To simplify, replace sin 2x with 2sinx cos x. Note that from double angle identity sin 2x = 2sin x cos x .

` 0 = sinx - 2sinx cosx`

`0 = sin x (1-2cos x)`

Then, set each factor to zero and solve for x.

`sinx = 0 ` and `1 - 2cos x = 0`

`x = 0 ` ` 2cos x = 1`

`cos x = 1/2`

`x = pi/3`

Substitute the values of x to either original equations.

`x = 0` , `y = sinx =sin 0 = 0`

`x = pi/3` , `y = sin x = sin pi/3 = sqrt3/2`

Hence at the interval `0lt=xlt=pi/2` , the intersection points are `(0,0)` and `(pi/3, sqrt3/2)` .

Then plot the two equations.

*(The graph of y=sin x is in green. While y=sin 2x is the blue one.)*

Base on the graph, at interval `0lt=xlt=pi/2` , `y_U=sin 2x` and `y_L=sinx` .

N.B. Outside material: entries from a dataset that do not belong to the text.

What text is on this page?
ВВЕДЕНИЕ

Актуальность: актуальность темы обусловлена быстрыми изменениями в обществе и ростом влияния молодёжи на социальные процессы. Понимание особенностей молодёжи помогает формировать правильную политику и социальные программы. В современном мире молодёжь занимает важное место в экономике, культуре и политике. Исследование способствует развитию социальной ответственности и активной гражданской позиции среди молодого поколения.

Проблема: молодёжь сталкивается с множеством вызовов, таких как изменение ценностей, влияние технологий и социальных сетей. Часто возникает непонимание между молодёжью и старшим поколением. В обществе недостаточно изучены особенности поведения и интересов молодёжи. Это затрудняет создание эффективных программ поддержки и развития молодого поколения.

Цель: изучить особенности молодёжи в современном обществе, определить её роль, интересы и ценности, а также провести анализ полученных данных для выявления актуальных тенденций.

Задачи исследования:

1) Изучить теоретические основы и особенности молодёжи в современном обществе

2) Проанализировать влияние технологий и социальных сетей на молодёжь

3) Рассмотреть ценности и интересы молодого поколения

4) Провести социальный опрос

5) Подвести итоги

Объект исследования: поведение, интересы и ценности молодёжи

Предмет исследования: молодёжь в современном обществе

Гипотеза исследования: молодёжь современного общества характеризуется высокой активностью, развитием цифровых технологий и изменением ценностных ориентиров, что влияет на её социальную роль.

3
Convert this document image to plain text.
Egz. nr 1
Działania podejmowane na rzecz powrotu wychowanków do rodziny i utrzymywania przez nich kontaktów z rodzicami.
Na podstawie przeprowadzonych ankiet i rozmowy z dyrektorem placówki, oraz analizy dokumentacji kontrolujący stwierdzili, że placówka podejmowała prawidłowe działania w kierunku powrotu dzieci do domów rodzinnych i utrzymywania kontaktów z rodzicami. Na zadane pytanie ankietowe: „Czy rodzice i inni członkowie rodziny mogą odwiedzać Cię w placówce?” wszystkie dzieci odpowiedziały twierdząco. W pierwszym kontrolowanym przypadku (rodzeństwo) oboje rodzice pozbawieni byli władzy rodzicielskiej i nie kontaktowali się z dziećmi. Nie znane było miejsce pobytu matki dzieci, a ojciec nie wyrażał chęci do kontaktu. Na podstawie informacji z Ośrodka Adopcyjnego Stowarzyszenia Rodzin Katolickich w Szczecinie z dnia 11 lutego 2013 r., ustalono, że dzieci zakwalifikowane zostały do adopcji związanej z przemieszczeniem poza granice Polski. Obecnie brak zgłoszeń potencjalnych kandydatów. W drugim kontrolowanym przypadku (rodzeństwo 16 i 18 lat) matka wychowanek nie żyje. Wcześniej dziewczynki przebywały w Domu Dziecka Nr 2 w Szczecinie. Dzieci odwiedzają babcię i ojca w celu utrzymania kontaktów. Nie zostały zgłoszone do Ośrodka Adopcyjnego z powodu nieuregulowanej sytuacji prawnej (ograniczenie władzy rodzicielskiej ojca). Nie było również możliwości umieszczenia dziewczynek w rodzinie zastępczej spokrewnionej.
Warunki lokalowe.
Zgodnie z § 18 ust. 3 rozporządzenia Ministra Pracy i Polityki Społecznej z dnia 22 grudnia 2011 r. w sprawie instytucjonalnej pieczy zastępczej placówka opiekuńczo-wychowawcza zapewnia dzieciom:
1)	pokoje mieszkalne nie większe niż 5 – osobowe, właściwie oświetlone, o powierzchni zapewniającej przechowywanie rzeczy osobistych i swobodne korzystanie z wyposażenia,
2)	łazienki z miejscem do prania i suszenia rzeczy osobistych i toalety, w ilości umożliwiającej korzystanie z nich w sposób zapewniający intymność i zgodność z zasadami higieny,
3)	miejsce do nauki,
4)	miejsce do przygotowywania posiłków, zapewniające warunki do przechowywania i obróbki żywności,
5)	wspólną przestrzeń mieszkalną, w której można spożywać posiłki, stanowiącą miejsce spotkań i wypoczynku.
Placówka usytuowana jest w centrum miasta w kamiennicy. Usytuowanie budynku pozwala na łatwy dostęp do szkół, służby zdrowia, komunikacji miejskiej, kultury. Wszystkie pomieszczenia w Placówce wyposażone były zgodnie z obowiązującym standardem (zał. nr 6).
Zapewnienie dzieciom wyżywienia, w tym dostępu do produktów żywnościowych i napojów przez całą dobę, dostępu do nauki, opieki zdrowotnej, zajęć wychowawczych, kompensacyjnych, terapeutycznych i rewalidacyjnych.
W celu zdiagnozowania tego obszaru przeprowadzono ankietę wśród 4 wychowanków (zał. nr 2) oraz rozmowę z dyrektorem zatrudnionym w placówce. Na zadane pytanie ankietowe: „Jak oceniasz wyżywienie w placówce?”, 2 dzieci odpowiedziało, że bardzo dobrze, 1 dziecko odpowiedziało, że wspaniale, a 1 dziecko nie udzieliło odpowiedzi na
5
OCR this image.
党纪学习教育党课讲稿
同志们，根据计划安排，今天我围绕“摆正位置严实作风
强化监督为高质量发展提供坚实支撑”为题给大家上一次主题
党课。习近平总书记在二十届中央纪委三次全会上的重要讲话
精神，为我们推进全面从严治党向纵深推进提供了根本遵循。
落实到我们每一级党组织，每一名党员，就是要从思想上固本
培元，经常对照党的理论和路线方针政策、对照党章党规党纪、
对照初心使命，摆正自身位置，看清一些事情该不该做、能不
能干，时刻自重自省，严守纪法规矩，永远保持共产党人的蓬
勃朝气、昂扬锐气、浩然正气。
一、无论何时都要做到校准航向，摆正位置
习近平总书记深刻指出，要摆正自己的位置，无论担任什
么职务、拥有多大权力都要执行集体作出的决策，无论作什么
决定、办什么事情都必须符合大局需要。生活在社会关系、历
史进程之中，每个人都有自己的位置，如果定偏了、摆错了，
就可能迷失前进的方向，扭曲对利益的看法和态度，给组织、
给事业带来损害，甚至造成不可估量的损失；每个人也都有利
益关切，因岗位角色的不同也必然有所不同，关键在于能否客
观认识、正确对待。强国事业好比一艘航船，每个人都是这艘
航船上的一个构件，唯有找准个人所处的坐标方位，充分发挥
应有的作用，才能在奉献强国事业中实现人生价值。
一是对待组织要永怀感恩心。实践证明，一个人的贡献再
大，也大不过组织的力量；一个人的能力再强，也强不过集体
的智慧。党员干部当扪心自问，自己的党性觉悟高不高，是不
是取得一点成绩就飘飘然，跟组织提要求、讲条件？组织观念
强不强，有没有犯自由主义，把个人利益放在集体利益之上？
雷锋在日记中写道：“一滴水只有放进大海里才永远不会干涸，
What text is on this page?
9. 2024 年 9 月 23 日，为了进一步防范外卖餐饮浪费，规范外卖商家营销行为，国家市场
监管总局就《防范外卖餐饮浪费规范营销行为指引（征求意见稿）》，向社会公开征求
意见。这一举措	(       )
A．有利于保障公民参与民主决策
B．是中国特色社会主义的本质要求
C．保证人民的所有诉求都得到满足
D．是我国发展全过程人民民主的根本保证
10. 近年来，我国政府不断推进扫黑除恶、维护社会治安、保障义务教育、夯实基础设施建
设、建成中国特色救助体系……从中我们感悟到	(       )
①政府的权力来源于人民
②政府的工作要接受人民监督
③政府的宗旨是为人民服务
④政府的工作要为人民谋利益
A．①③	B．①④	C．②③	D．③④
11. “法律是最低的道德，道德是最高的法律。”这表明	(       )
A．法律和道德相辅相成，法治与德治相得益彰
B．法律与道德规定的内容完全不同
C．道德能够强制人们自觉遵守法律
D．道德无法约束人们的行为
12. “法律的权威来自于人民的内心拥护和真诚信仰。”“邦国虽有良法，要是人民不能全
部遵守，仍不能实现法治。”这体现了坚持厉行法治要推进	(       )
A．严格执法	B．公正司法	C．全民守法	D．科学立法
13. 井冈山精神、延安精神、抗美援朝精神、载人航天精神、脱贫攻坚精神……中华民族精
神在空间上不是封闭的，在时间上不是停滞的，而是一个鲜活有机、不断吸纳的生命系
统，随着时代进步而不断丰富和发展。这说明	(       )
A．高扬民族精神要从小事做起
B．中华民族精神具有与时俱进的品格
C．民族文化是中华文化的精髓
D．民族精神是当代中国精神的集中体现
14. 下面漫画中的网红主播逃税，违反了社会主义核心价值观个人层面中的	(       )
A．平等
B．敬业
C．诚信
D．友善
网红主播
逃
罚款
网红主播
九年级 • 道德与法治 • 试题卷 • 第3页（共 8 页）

`A = int_0^(pi/3) (y_U-y_L)dx = int_0^(pi/3) (sin2x - sinx)dx`

`A = int_0^(pi/3)sin2x dx - int_0^(pi/3) sinxdx = -(cos 2x)/2 |_0^(pi/3) - (-cos x)|_0^(pi/3) `

`A = -cos(2x)/2 | _0^(pi/3) + cos x |_0^(pi/3)`

`A = [-cos((2pi)/3)/2 - (-cos (2*0)/2)] + [ cos (pi/3) - cos 0]`

`A = -cos((2pi)/3)/2 + cos 0 /2 + cos(pi/3) - cos 0`

`A= - (-1/2)/2 + 1/2 + 1/2 - 1 = 1/4`

**Hence, area bounded by `y=sinx ` and `y=sin 2x` at the interval `0lt=xltpi/2` is `1/4` square units.**